Composing a summary score is a convenient way to transform sophisticated measurements of a complex concept into a single value. This becomes particularly relevant if this concept should be included in additional calculations involving a whole set of variables (e.g., multivariate procedures), in which case it is often essential to draw upon singular interval/ratio variables. However, the concept is thus reduced to one dimension, which might be appropriate only for selected research designs.

Scales For Relevant Concepts In Communication Research

The most important decision in the process of scaling refers to determining the operational definition of a concept or, more precisely, the indicators that stand for the concept (Bryman & Cramer 1995, 62–63). In contrast to other academic disciplines such as psychology, there is no strong tradition of scale development and testing in media and communication research.

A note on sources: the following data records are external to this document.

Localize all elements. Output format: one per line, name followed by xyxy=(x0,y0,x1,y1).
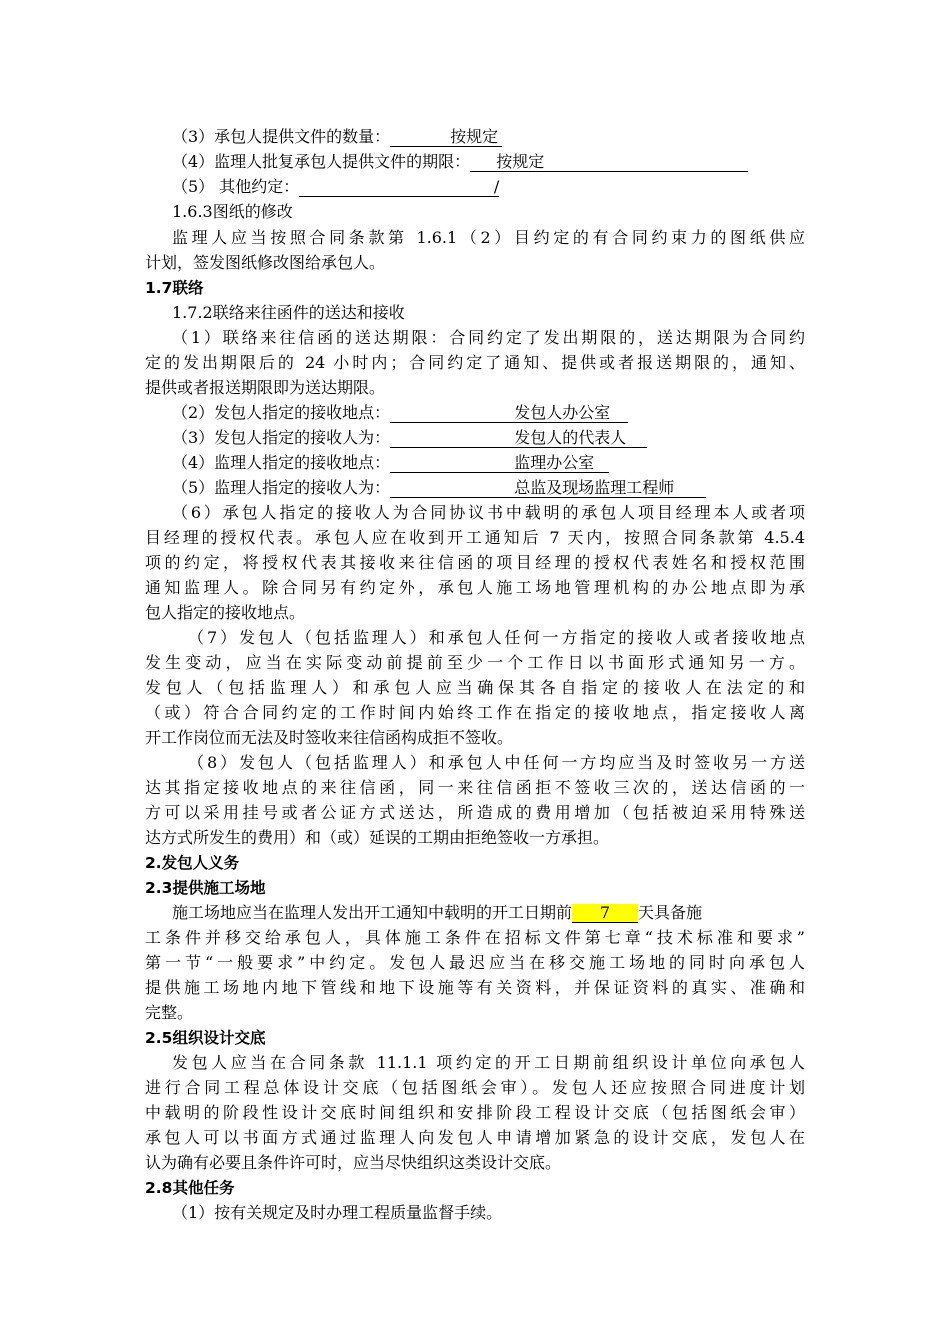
value-text: 发包人办公室 xyxy=(514,403,611,422)
value-text: 发包人的代表人 xyxy=(514,428,627,447)
paragraph-line: （或）符合合同约定的工作时间内始终工作在指定的接收地点，指定接收人离 xyxy=(145,703,805,722)
item-1-6-4-deadline xyxy=(172,150,832,174)
item-1-6-5-other xyxy=(172,175,832,199)
paragraph-line: 达方式所发生的费用）和（或）延误的工期由拒绝签收一方承担。 xyxy=(145,828,610,847)
label: （5） 其他约定： xyxy=(172,177,300,196)
paragraph-line: 提供施工场地内地下管线和地下设施等有关资料，并保证资料的真实、准确和 xyxy=(145,978,805,997)
heading-2-5: 2.5组织设计交底 xyxy=(145,1029,266,1047)
paragraph-line: 包人指定的接收地点。 xyxy=(145,603,306,622)
paragraph-line: 计划，签发图纸修改图给承包人。 xyxy=(145,253,386,272)
text: 施工场地应当在监理人发出开工通知中载明的开工日期前 xyxy=(172,903,573,922)
filled-value xyxy=(390,479,706,498)
label: （3）承包人提供文件的数量： xyxy=(172,127,391,146)
paragraph-line: 定的发出期限后的 24 小时内；合同约定了通知、提供或者报送期限的，通知、 xyxy=(145,353,805,372)
paragraph-line: 工条件并移交给承包人，具体施工条件在招标文件第七章“技术标准和要求” xyxy=(145,928,805,947)
label: （5）监理人指定的接收人为： xyxy=(172,478,391,497)
paragraph-line: （1）按有关规定及时办理工程质量监督手续。 xyxy=(172,1203,503,1222)
label: （4）监理人批复承包人提供文件的期限： xyxy=(172,152,471,171)
item-1-7-5-recipient xyxy=(172,476,832,500)
filled-value xyxy=(390,429,647,448)
heading-2-8: 2.8其他任务 xyxy=(145,1179,235,1197)
paragraph-line: 达其指定接收地点的来往信函，同一来往信函拒不签收三次的，送达信函的一 xyxy=(145,778,805,797)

If the same concepts are used over and over again for research, it is obviously advantageous to have a set of standardized measures at one’s disposal that can be assumed to produce valid data (Sullivan 2001, 163). As a consequence, lists and handbooks of scales are widespread and easily available in other disciplines.

Up to now, this has not been the case in the field of media and communication studies. The only sourcebook of general communication research measures dates from 1994 and was edited by Rubin et al. They collected 62 profiles of measures they claimed were commonly used for research in the field, including interpersonal, instructional, mass, and organizational communication. All descriptions include the exact wording of the scale, data on its validity and reliability, and references to further application. As most of the original research in this volume was conducted in the 1980s, most of the scales are no longer adequate for current research instruments. A more recent sourcebook collected instruments particularly for the measurement of nonverbal measures (Manusov 2004).

Consequently, media and communication researchers often are on their own in finding or developing operational definitions of the concepts relevant to their topic (Bryman 2004, 66). Item sources for multiple-item measures are previous research, judgments of experts, opinions of the individuals who are the focus of the research, and of course the researcher’s knowledge and one’s own imagination (Sullivan 2001, 165–166).

References:

Babbie, E. (2002). The basics of social research, 2nd edn. Belmont, CA: Wadsworth Thompson Learning.
Black, T. R. (1999). Doing quantitative research in the social sciences. London: Sage.
Bryman, A. (2004). Social research methods, 2nd edn. Oxford: Oxford University Press.
Bryman, A., & Cramer, D. (1995). Quantitative data analysis for social scientists. London and New York: Routledge.
Carmines, E. G., & Woods, J. (2004). Index. In M. S. Lewis-Beck, A. Bryman, & T. F. Liao (eds.), The Sage encyclopedia of social science research methods, vol. 2. Thousand Oaks, CA: Sage, pp. 485– 486.
Dunn-Rankin, P., Knezek, G. A., Wallace, S., & Zhang, S. (2004). Scaling methods, 2nd edn. Mahwah, NJ: Lawrence Erlbaum.
Gorard, S. (2003). Quantitative methods in social science. New York and London: Continuum.
Jacoby, W. G. (2004). Scaling. In M. S. Lewis-Beck, A. Bryman, & T. F. Liao (eds.), The Sage encyclopedia of social science research methods, vol. 3. Thousand Oaks, CA: Sage, pp. 999–1002.
Manusov, V. L. (ed.) (2004). The sourcebook of nonverbal measures. Mahwah, NJ: Lawrence Erlbaum.
Ruane, J. M. (2005). Essentials of research methods: A guide to social science research. Malden, MA: Blackwell.
Rubin, R. B., Palmgreen, P., & Sypher, H. E. (eds.) (1994). Communication research measures: A sourcebook. New York and London: Guilford.
Sullivan, T. J. (2001). Methods of social research. Fort Worth, TX: Harcourt College.